How many people have twenty, or even more, pictures in a room where three or four are sufficient! How many housewives litter their bedrooms with books, ornaments, photographs, nicknacks of all sorts, which make hygienic cleanliness impossible! The result is that we sleep in rooms where invisible dust and invisible microbes are floating in the air. Bedroom fires add to the dust, but they serve a useful purpose in facilitating ventilation.

Gas Fires And Stoves

A gas fire is almost a feature of our English winter life, and it is open to many objections from the health point of view. When it is not in good condition, it pollutes the air with gases which poison the respiratory system, causing headache, nausea, and breath-lessness in many people. Even when working perfectly, the gas fire dries the atmosphere to such an extent that the lungs do not get their requisite amount of moisture in the air, and the skin is dried up.

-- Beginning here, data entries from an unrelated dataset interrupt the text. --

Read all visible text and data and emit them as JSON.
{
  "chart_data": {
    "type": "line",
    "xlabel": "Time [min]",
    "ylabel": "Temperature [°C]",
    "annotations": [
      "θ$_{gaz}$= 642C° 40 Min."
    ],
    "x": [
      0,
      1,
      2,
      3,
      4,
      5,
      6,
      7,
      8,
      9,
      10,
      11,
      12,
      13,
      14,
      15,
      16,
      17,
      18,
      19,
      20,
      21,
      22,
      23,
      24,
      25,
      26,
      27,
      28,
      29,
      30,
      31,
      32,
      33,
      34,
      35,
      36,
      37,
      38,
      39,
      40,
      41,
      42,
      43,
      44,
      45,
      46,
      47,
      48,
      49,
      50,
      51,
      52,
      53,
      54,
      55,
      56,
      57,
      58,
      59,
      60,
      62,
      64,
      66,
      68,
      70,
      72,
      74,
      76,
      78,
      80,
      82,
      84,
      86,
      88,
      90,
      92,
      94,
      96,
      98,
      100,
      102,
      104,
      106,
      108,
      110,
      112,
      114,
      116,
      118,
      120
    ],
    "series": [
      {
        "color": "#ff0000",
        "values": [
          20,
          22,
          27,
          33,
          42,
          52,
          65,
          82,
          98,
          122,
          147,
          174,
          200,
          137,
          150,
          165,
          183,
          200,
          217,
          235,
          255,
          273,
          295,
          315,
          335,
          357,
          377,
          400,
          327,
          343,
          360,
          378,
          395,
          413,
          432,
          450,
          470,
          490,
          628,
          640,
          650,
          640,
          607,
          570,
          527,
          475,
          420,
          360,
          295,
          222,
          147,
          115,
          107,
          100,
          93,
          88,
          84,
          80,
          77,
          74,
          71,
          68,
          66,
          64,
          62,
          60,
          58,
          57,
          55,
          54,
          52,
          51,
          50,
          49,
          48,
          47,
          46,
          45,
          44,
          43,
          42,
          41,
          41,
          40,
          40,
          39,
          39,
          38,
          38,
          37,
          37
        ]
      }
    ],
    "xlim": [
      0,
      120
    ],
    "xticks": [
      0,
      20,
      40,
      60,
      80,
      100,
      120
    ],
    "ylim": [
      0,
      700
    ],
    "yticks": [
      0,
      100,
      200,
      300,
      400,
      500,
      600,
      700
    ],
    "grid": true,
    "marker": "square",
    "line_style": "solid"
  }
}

The great convenience of gas fires makes them appeal to many housewives, and one must acknowledge that they ,are extremely useful where domestic service is limited. It must be said in their favour, also, that they cause less dust than the ordinary coal fire. But the housewife must take certain precautions when she installs them into the home.

In the first place, she must see that they are working properly, and not emitting undesirable gases.

Secondly, every room which contains a gas fire requires to be very carefully ventilated, and no one should sit in a room with gas fires if the door and window are closed, as they use up so much oxygen.

Thirdly,' counteract their drying effect by a vessel of water. Clean water should be placed twice a day in the grate. This evaporates, and keeps the air moist.

Stoves are not very much used in this country, for living-rooms, at any rate. They are apt to make the rooms too hot and dry, and are not to be compared with the open fire.

Regular cleaning is a hygienic measure the housewife must not forget if she is to keep the home healthy in winter. The lack of sunshine and the dark days make dust less visible, but it is present all the same. A modified " spring-cleaning " once a month is a more important measure than people realise. Each room should be turned out thoroughly every two or three weeks, and if the housewife regulates the work this matter can be arranged, even when domestic servants are not plentiful.